Everyone knows that Star Wars The Old Republic will compete with World of Warcraft but EA continues tossing PR grenades.
The Old Republic will try to steal some of Blizzard’s 12 million subscribers when it releases on PCs in the next few months. Publisher Electronic Arts is gambling a lot of money and clout that the first MMO from story-based RPG experts BioWare will be able to unseat World of Warcraft as the Subscription King. Frank Gibeau, head of the EA Games label that governs TOR, leveled some heavy comments against WoW to make his company’s game appear more attractive. Perhaps Gibeau is overcompensating for the immense risk that developing TOR has been for EA.
“It’s a big bet for my label and for EA,” said Gibeau but he thinks that his game has a lot going for it. “I love Blizzard products, but they’re not the entire market. There is an opportunity to come in with a new IP.” He didn’t stop there.
“When I play World of Warcraft, you go and get your quests, and you go and do your quests, but it feels more like doing a shopping list at times,” Gibeau said. “[TOR] is more about talking to characters, learning what’s going on, investing in it, getting emotionally attached to it.”
Just in case you weren’t clear as vodka on this subject, Gibeau wants to make sure you knew that TOR is different. “On multiple levels we’re highly differentiated and different from World of Warcraft. We’re not being slavish or imitating them at all. We’re doing our own thing. We’re doing our own unique way. BioWare and Blizzard have been around for almost the same period of time. They’ve built incredible audiences. They have their own unique cultures, and they do things very differently.”

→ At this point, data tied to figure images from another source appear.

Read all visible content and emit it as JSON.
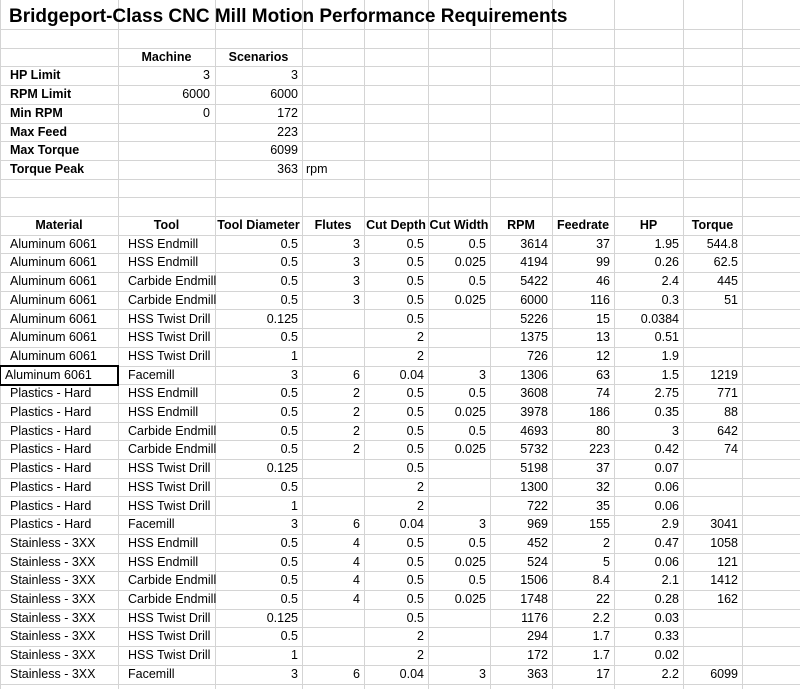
{
  "title": "Bridgeport-Class CNC Mill Motion Performance Requirements",
  "summary": {
    "headers": [
      "Machine",
      "Scenarios"
    ],
    "rows": [
      {
        "label": "HP Limit",
        "machine": "3",
        "scenarios": "3",
        "unit": ""
      },
      {
        "label": "RPM Limit",
        "machine": "6000",
        "scenarios": "6000",
        "unit": ""
      },
      {
        "label": "Min RPM",
        "machine": "0",
        "scenarios": "172",
        "unit": ""
      },
      {
        "label": "Max Feed",
        "machine": "",
        "scenarios": "223",
        "unit": ""
      },
      {
        "label": "Max Torque",
        "machine": "",
        "scenarios": "6099",
        "unit": ""
      },
      {
        "label": "Torque Peak",
        "machine": "",
        "scenarios": "363",
        "unit": "rpm"
      }
    ]
  },
  "table": {
    "headers": [
      "Material",
      "Tool",
      "Tool Diameter",
      "Flutes",
      "Cut Depth",
      "Cut Width",
      "RPM",
      "Feedrate",
      "HP",
      "Torque"
    ],
    "selected_row": 7,
    "rows": [
      [
        "Aluminum 6061",
        "HSS Endmill",
        "0.5",
        "3",
        "0.5",
        "0.5",
        "3614",
        "37",
        "1.95",
        "544.8"
      ],
      [
        "Aluminum 6061",
        "HSS Endmill",
        "0.5",
        "3",
        "0.5",
        "0.025",
        "4194",
        "99",
        "0.26",
        "62.5"
      ],
      [
        "Aluminum 6061",
        "Carbide Endmill",
        "0.5",
        "3",
        "0.5",
        "0.5",
        "5422",
        "46",
        "2.4",
        "445"
      ],
      [
        "Aluminum 6061",
        "Carbide Endmill",
        "0.5",
        "3",
        "0.5",
        "0.025",
        "6000",
        "116",
        "0.3",
        "51"
      ],
      [
        "Aluminum 6061",
        "HSS Twist Drill",
        "0.125",
        "",
        "0.5",
        "",
        "5226",
        "15",
        "0.0384",
        ""
      ],
      [
        "Aluminum 6061",
        "HSS Twist Drill",
        "0.5",
        "",
        "2",
        "",
        "1375",
        "13",
        "0.51",
        ""
      ],
      [
        "Aluminum 6061",
        "HSS Twist Drill",
        "1",
        "",
        "2",
        "",
        "726",
        "12",
        "1.9",
        ""
      ],
      [
        "Aluminum 6061",
        "Facemill",
        "3",
        "6",
        "0.04",
        "3",
        "1306",
        "63",
        "1.5",
        "1219"
      ],
      [
        "Plastics - Hard",
        "HSS Endmill",
        "0.5",
        "2",
        "0.5",
        "0.5",
        "3608",
        "74",
        "2.75",
        "771"
      ],
      [
        "Plastics - Hard",
        "HSS Endmill",
        "0.5",
        "2",
        "0.5",
        "0.025",
        "3978",
        "186",
        "0.35",
        "88"
      ],
      [
        "Plastics - Hard",
        "Carbide Endmill",
        "0.5",
        "2",
        "0.5",
        "0.5",
        "4693",
        "80",
        "3",
        "642"
      ],
      [
        "Plastics - Hard",
        "Carbide Endmill",
        "0.5",
        "2",
        "0.5",
        "0.025",
        "5732",
        "223",
        "0.42",
        "74"
      ],
      [
        "Plastics - Hard",
        "HSS Twist Drill",
        "0.125",
        "",
        "0.5",
        "",
        "5198",
        "37",
        "0.07",
        ""
      ],
      [
        "Plastics - Hard",
        "HSS Twist Drill",
        "0.5",
        "",
        "2",
        "",
        "1300",
        "32",
        "0.06",
        ""
      ],
      [
        "Plastics - Hard",
        "HSS Twist Drill",
        "1",
        "",
        "2",
        "",
        "722",
        "35",
        "0.06",
        ""
      ],
      [
        "Plastics - Hard",
        "Facemill",
        "3",
        "6",
        "0.04",
        "3",
        "969",
        "155",
        "2.9",
        "3041"
      ],
      [
        "Stainless - 3XX",
        "HSS Endmill",
        "0.5",
        "4",
        "0.5",
        "0.5",
        "452",
        "2",
        "0.47",
        "1058"
      ],
      [
        "Stainless - 3XX",
        "HSS Endmill",
        "0.5",
        "4",
        "0.5",
        "0.025",
        "524",
        "5",
        "0.06",
        "121"
      ],
      [
        "Stainless - 3XX",
        "Carbide Endmill",
        "0.5",
        "4",
        "0.5",
        "0.5",
        "1506",
        "8.4",
        "2.1",
        "1412"
      ],
      [
        "Stainless - 3XX",
        "Carbide Endmill",
        "0.5",
        "4",
        "0.5",
        "0.025",
        "1748",
        "22",
        "0.28",
        "162"
      ],
      [
        "Stainless - 3XX",
        "HSS Twist Drill",
        "0.125",
        "",
        "0.5",
        "",
        "1176",
        "2.2",
        "0.03",
        ""
      ],
      [
        "Stainless - 3XX",
        "HSS Twist Drill",
        "0.5",
        "",
        "2",
        "",
        "294",
        "1.7",
        "0.33",
        ""
      ],
      [
        "Stainless - 3XX",
        "HSS Twist Drill",
        "1",
        "",
        "2",
        "",
        "172",
        "1.7",
        "0.02",
        ""
      ],
      [
        "Stainless - 3XX",
        "Facemill",
        "3",
        "6",
        "0.04",
        "3",
        "363",
        "17",
        "2.2",
        "6099"
      ]
    ]
  },
  "colors": {
    "gridline": "#d4d4d4",
    "text": "#000000",
    "background": "#ffffff"
  }
}
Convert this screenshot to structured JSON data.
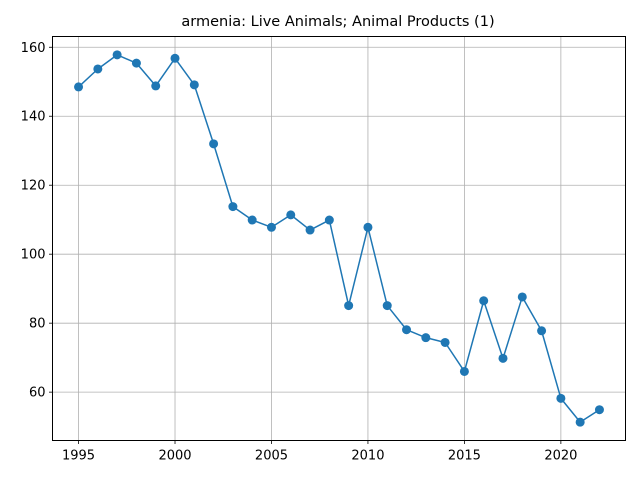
{
  "chart_data": {
    "type": "line",
    "title": "armenia: Live Animals; Animal Products (1)",
    "xlabel": "",
    "ylabel": "",
    "x": [
      1995,
      1996,
      1997,
      1998,
      1999,
      2000,
      2001,
      2002,
      2003,
      2004,
      2005,
      2006,
      2007,
      2008,
      2009,
      2010,
      2011,
      2012,
      2013,
      2014,
      2015,
      2016,
      2017,
      2018,
      2019,
      2020,
      2021,
      2022
    ],
    "series": [
      {
        "values": [
          148.5,
          153.7,
          157.8,
          155.4,
          148.8,
          156.8,
          149.1,
          132.0,
          113.8,
          109.9,
          107.8,
          111.4,
          107.0,
          109.9,
          85.1,
          107.8,
          85.1,
          78.1,
          75.8,
          74.4,
          66.0,
          86.5,
          69.8,
          87.6,
          77.8,
          58.2,
          51.3,
          54.9
        ]
      }
    ],
    "xticks": [
      1995,
      2000,
      2005,
      2010,
      2015,
      2020
    ],
    "yticks": [
      60,
      80,
      100,
      120,
      140,
      160
    ],
    "xlim": [
      1993.65,
      2023.35
    ],
    "ylim": [
      45.98,
      163.12
    ],
    "grid": true,
    "colors": {
      "line": "#1f77b4",
      "marker": "#1f77b4",
      "grid": "#b0b0b0",
      "axes": "#000000"
    }
  }
}
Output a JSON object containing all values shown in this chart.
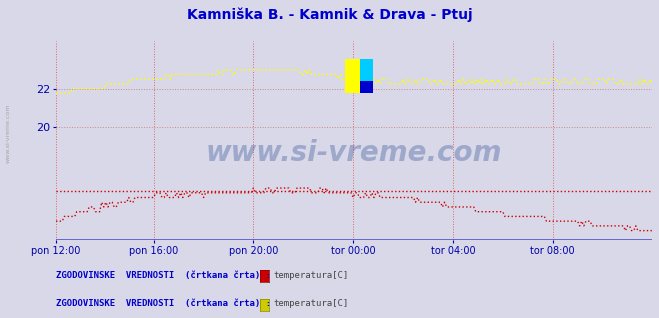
{
  "title": "Kamniška B. - Kamnik & Drava - Ptuj",
  "title_color": "#0000cc",
  "bg_color": "#d8d8e8",
  "plot_bg_color": "#d8d8e8",
  "x_labels": [
    "pon 12:00",
    "pon 16:00",
    "pon 20:00",
    "tor 00:00",
    "tor 04:00",
    "tor 08:00"
  ],
  "x_ticks_norm": [
    0.0,
    0.167,
    0.333,
    0.5,
    0.667,
    0.833
  ],
  "x_max": 287,
  "y_ticks": [
    20,
    22
  ],
  "y_min": 14.0,
  "y_max": 24.5,
  "tick_color": "#0000aa",
  "watermark_text": "www.si-vreme.com",
  "watermark_color": "#1a3a8a",
  "watermark_alpha": 0.3,
  "red_ref_y": 16.6,
  "legend1_label": "ZGODOVINSKE  VREDNOSTI  (črtkana črta) :",
  "legend1_color": "#cc0000",
  "legend1_item": "temperatura[C]",
  "legend2_label": "ZGODOVINSKE  VREDNOSTI  (črtkana črta) :",
  "legend2_color": "#cccc00",
  "legend2_item": "temperatura[C]",
  "sidebar_text": "www.si-vreme.com"
}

Despite Gibeau stressing the different-ness of The Old Republic, playing the game felt very WoW-like at last year’s GDC and reading reports from recent shows doesn’t seem to have changed people’s opinions that much. Perhaps if BioWare showed off more character creation and the first few levels of play, that would get people more excited about the game. Of course, how well that experience plays will often make or break an MMO, so it makes sense to keep that close to the chest. It’s even possible that making sure those first few levels are absolutely flawless is why development has been delayed for so long.
Either that or BioWare ran out of hamsters to fuel their world domination.